Om misbruik tegen te gaan, is in de wet bepaald dat het maximale bedrag van € 700.000 niet alleen geldt voor leningen aan de DGA en zijn of haar fiscale partner, maar ook voor leningen aan hun bloed- en aanverwanten in de rechte lijn zonder een aanmerkelijk belang. Voor deze groep verbonden personen gelden dezelfde beperkingen.
Alles wat boven € 700.000 wordt geleend van de eigen vennootschap wordt als bovenmatig gezien. Dit wordt aangemerkt als fictief regulier voordeel. Dit fictieve reguliere voordeel wordt dan belast tegen het tarief van box 2.
De wetgever wil op deze manier het bovenmatig lenen bij de eigen vennootschap ontmoedigen. De aanleiding van het wetsvoorstel was dat veel aanmerkelijkbelanghouders grote bedragen lenen bij hun vennootschap(pen). Dit acht de wetgever onwenselijk. Ook wil de wetgever hiermee de DGA gelijk behandelen met de IB-ondernemer. Deze laatste groep heeft namelijk geen mogelijkheid om in zijn of haar onderneming winst als het ware ‘op te potten’.
Hoe werkt de regeling uit?
Heeft een DGA samen met zijn fiscaal partner meer dan € 700.000 geleend van zijn eigen vennootschap, dan wordt vanaf 2023 het meerdere belast met belasting in box 2. Heeft de vennootschap aan één van de verbonden personen van de DGA of fiscale partner geld uitgeleend, dan geldt hiervoor tevens de grens van € 700.000 voor een verbonden persoon en zijn of haar partner. Het meerdere wordt belast bij de DGA, tenzij deze verbonden persoon zelf een aanmerkelijk belang in de vennootschap heeft. Ook hier geldt weer dat leningen die zien op de eigen woning buiten beschouwing blijven.
Voorbeeld 1
Een DGA heeft op 31 december 2023 van de bv geleend:
- € 350.000 ter financiering van de eigen woning met recht van hypotheek;
- € 500.000 voor een vakantiewoning en mooie auto; en
- € 400.000 rekening-courantschuld.
Uitwerking 1
- Voor de bepaling van de schulden aan de vennootschap blijft de lening die ziet op de eigen woning buiten beschouwing. Dat betekent dat in totaal voor de regeling in aanmerking wordt genomen: € 500.000 + € 400.000 = € 900.000.

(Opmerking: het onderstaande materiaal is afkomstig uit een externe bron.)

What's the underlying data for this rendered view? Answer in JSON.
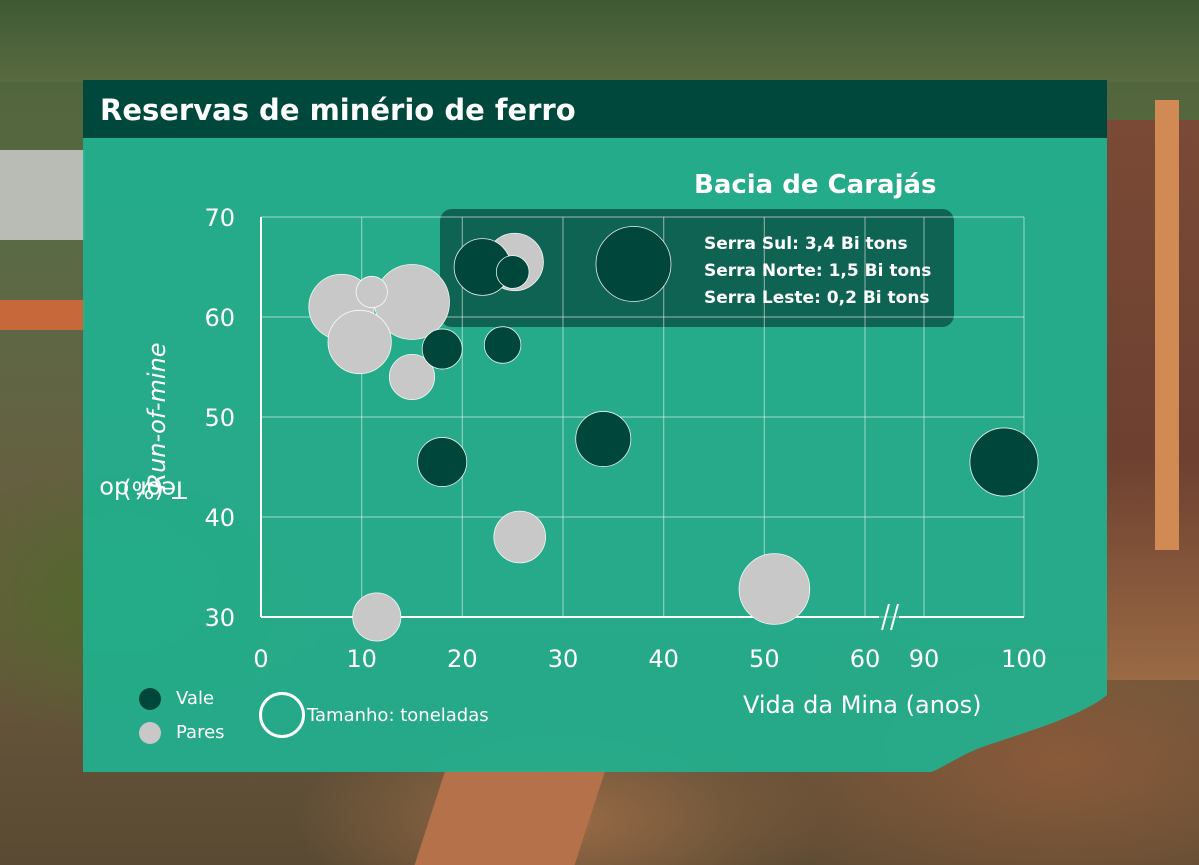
{
  "title": "Reservas de minério de ferro",
  "annotation": {
    "title": "Bacia de Carajás",
    "lines": [
      "Serra Sul: 3,4 Bi tons",
      "Serra Norte: 1,5 Bi tons",
      "Serra Leste: 0,2 Bi tons"
    ]
  },
  "legend": {
    "vale": "Vale",
    "pares": "Pares",
    "size": "Tamanho: toneladas"
  },
  "axis": {
    "ylabel_prefix": "Teor do ",
    "ylabel_italic": "Run-of-mine",
    "ylabel_suffix": " (%)",
    "xlabel": "Vida da Mina (anos)"
  },
  "colors": {
    "panel": "#1fb291",
    "header": "#00473c",
    "vale": "#01463b",
    "pares": "#c8c8c8",
    "grid": "#ffffff"
  },
  "chart_data": {
    "type": "scatter",
    "title": "Bacia de Carajás",
    "xlabel": "Vida da Mina (anos)",
    "ylabel": "Teor do Run-of-mine (%)",
    "x_ticks": [
      "0",
      "10",
      "20",
      "30",
      "40",
      "50",
      "60",
      "90",
      "100"
    ],
    "x_tick_values": [
      0,
      10,
      20,
      30,
      40,
      50,
      60,
      90,
      100
    ],
    "x_axis_break": "60-90",
    "y_ticks": [
      "30",
      "40",
      "50",
      "60",
      "70"
    ],
    "ylim": [
      30,
      70
    ],
    "grid": true,
    "size_encoding": "toneladas",
    "series": [
      {
        "name": "Vale",
        "points": [
          {
            "x": 22,
            "y": 65,
            "size": 3.6
          },
          {
            "x": 25,
            "y": 64.5,
            "size": 1.2
          },
          {
            "x": 37,
            "y": 65.3,
            "size": 6.3
          },
          {
            "x": 18,
            "y": 56.8,
            "size": 1.8
          },
          {
            "x": 24,
            "y": 57.2,
            "size": 1.5
          },
          {
            "x": 34,
            "y": 47.8,
            "size": 3.4
          },
          {
            "x": 18,
            "y": 45.5,
            "size": 2.7
          },
          {
            "x": 98,
            "y": 45.5,
            "size": 5.2
          }
        ]
      },
      {
        "name": "Pares",
        "points": [
          {
            "x": 25.2,
            "y": 65.5,
            "size": 3.7
          },
          {
            "x": 8,
            "y": 61,
            "size": 4.8
          },
          {
            "x": 15,
            "y": 61.5,
            "size": 6.3
          },
          {
            "x": 11,
            "y": 62.5,
            "size": 1.1
          },
          {
            "x": 9.8,
            "y": 57.5,
            "size": 4.5
          },
          {
            "x": 15,
            "y": 54,
            "size": 2.3
          },
          {
            "x": 25.7,
            "y": 38,
            "size": 3.0
          },
          {
            "x": 51,
            "y": 32.8,
            "size": 5.6
          },
          {
            "x": 11.5,
            "y": 30,
            "size": 2.6
          }
        ]
      }
    ]
  }
}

- De drempel bedraagt € 700.000, wat betekent dat in 2023 een fictief regulier voordeel in box 2 wordt belast van: € 900.000 – € 700.000 = € 200.000. Dit leidt tot € 53.800 (cijfers 2023) aan belastingheffing.
- Voor het jaar erna wordt de drempel opgehoogd naar: € 700.000 + € 200.000 = € 900.000. Immers, anders zou ieder jaar over dezelfde overschrijding belasting zijn verschuldigd.

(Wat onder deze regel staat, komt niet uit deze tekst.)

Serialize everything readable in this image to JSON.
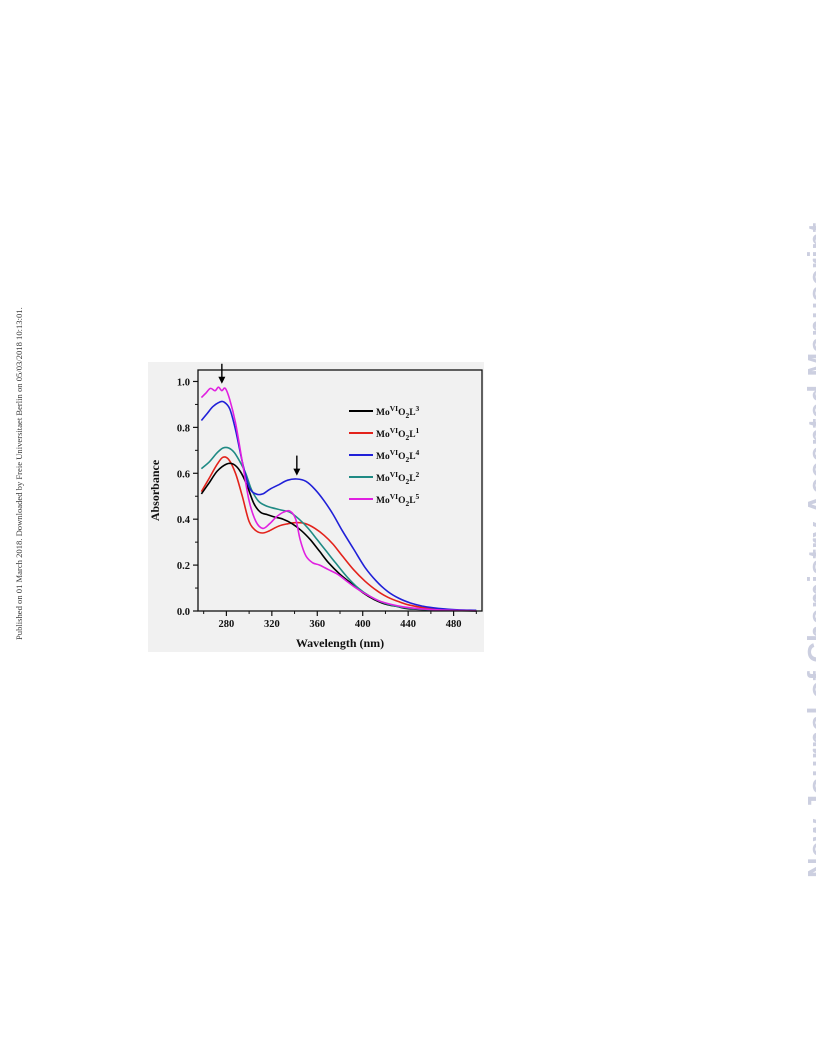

- Om te voorkomen dat je dubbel belasting betaalt op het moment dat je daadwerkelijk dividend uitkeert, wordt de verkrijgingsprijs van je aandelen verhoogd en zal de latere dividenduitkering dus onbelast kunnen geschieden.
Vervolg dividenduitkering
Het drempelbedrag wordt verhoogd met het bedrag dat in aanmerking is genomen als fictief regulier voordeel indien het drempelbedrag van € 700.000 is overschreden. Een negatief regulier voordeel ontstaat op het moment dat het totale bedrag aan leningen lager is dan het verhoogde drempelbedrag.
Voorbeeld 2
- De vennootschap heeft een vordering op de DGA van € 900.000.

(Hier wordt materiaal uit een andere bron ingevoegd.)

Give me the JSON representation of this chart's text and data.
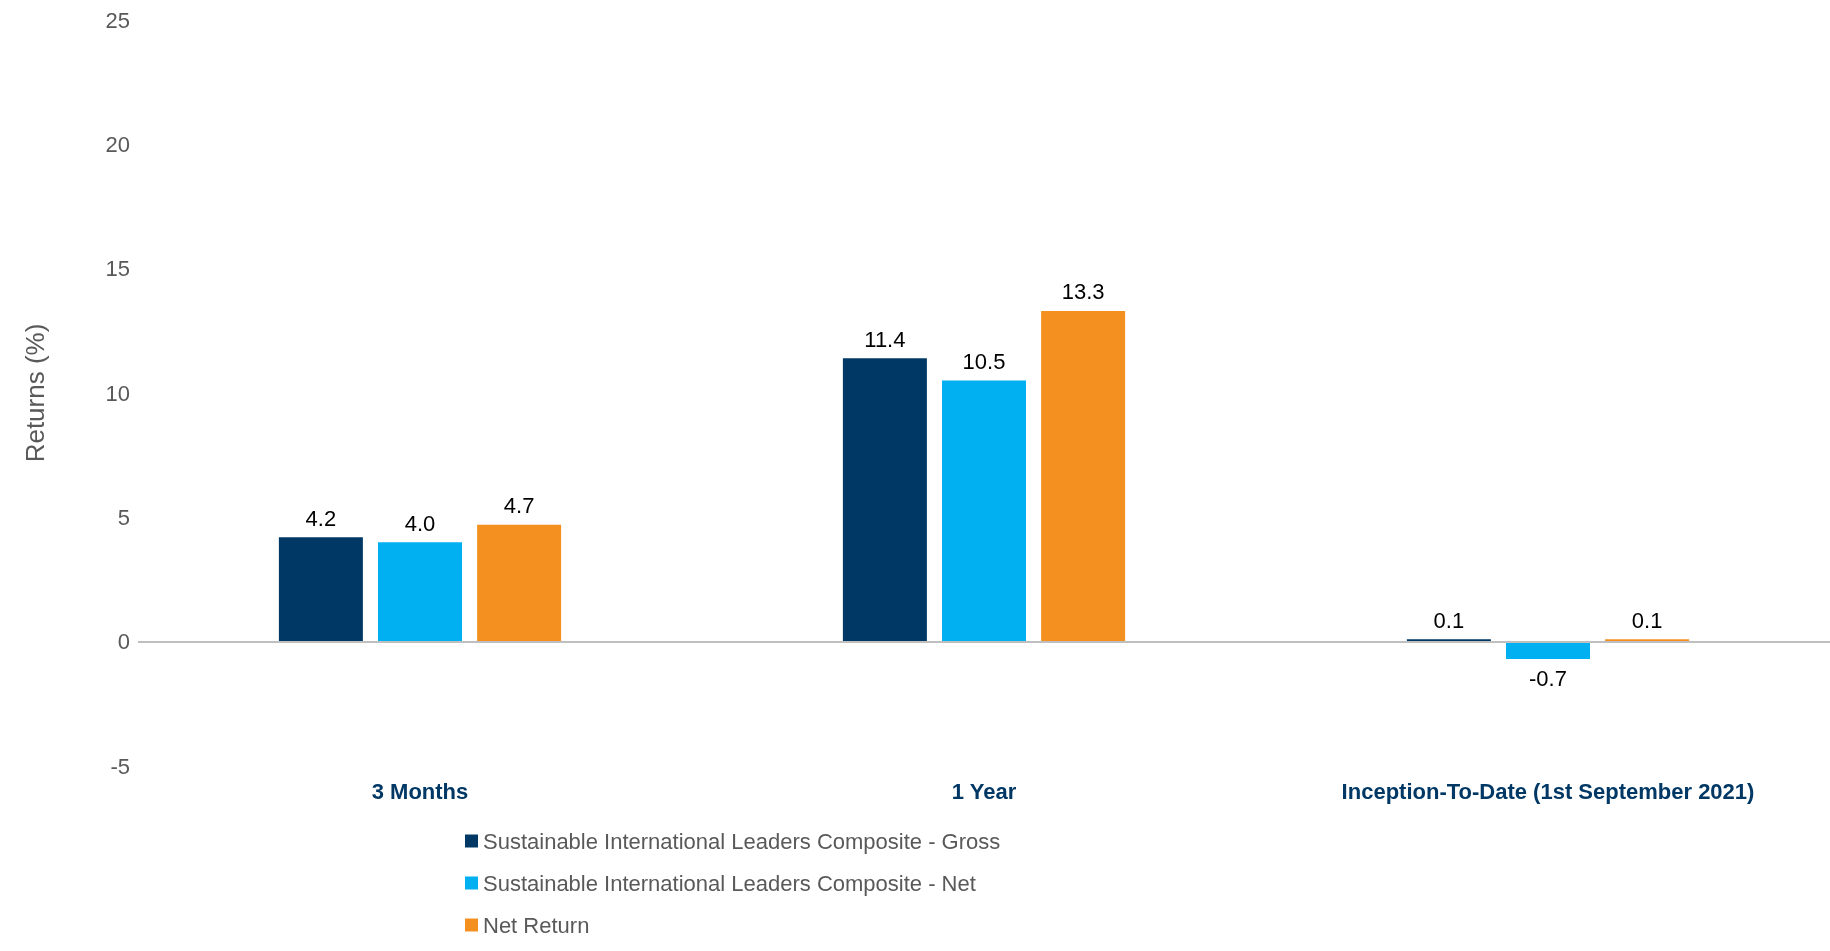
{
  "chart_data": {
    "type": "bar",
    "ylabel": "Returns (%)",
    "categories": [
      "3 Months",
      "1 Year",
      "Inception-To-Date (1st September 2021)"
    ],
    "series": [
      {
        "name": "Sustainable International Leaders Composite - Gross",
        "color": "#003865",
        "values": [
          4.2,
          11.4,
          0.1
        ],
        "value_labels": [
          "4.2",
          "11.4",
          "0.1"
        ]
      },
      {
        "name": "Sustainable International Leaders Composite - Net",
        "color": "#00b0f0",
        "values": [
          4.0,
          10.5,
          -0.7
        ],
        "value_labels": [
          "4.0",
          "10.5",
          "-0.7"
        ]
      },
      {
        "name": "Net Return",
        "color": "#f39020",
        "values": [
          4.7,
          13.3,
          0.1
        ],
        "value_labels": [
          "4.7",
          "13.3",
          "0.1"
        ]
      }
    ],
    "ylim": [
      -5,
      25
    ],
    "yticks": [
      -5,
      0,
      5,
      10,
      15,
      20,
      25
    ],
    "grid": false,
    "legend": "bottom",
    "ref_lines": [
      {
        "axis": "y",
        "value": 0,
        "color": "#bfbfbf"
      }
    ]
  }
}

- Over 2023 is er een fictief regulier voordeel van € 200.000.
- Het maximumbedrag wordt verhoogd van € 700.000 naar € 900.000.
- Het jaar daaropvolgend wordt € 300.000 afgelost.
Uitwerking 2
- De aflossing leidt tot een negatief regulier voordeel met € 200.000 (en niet met € 300.000) naar € 700.000.
- Dit negatieve reguliere voordeel is te verrekenen binnen box 2 met voorafgaand jaar of de zes daarop volgende jaren.
Noot fiscaal jurist inzake box 2 en excessief lenen
De maatregel treedt op 1 januari 2023 in werking. Dit betekent dat aanmerkelijkbelanghouders tot uiterlijk 31 december 2023 (eerste peildatum) hebben om te anticiperen op het wetsvoorstel. Heeft u vragen hieromtrent, neem dan gerust eens contact op met één van onze fiscaal juristen. Het is verstandig om voor 2022, 2023 en 2024 een inkomensplanning te maken, waarbij kritisch wordt gekeken naar de rekening-courantschulden, optimaal salaris en het optimale moment om dividend uit te keren.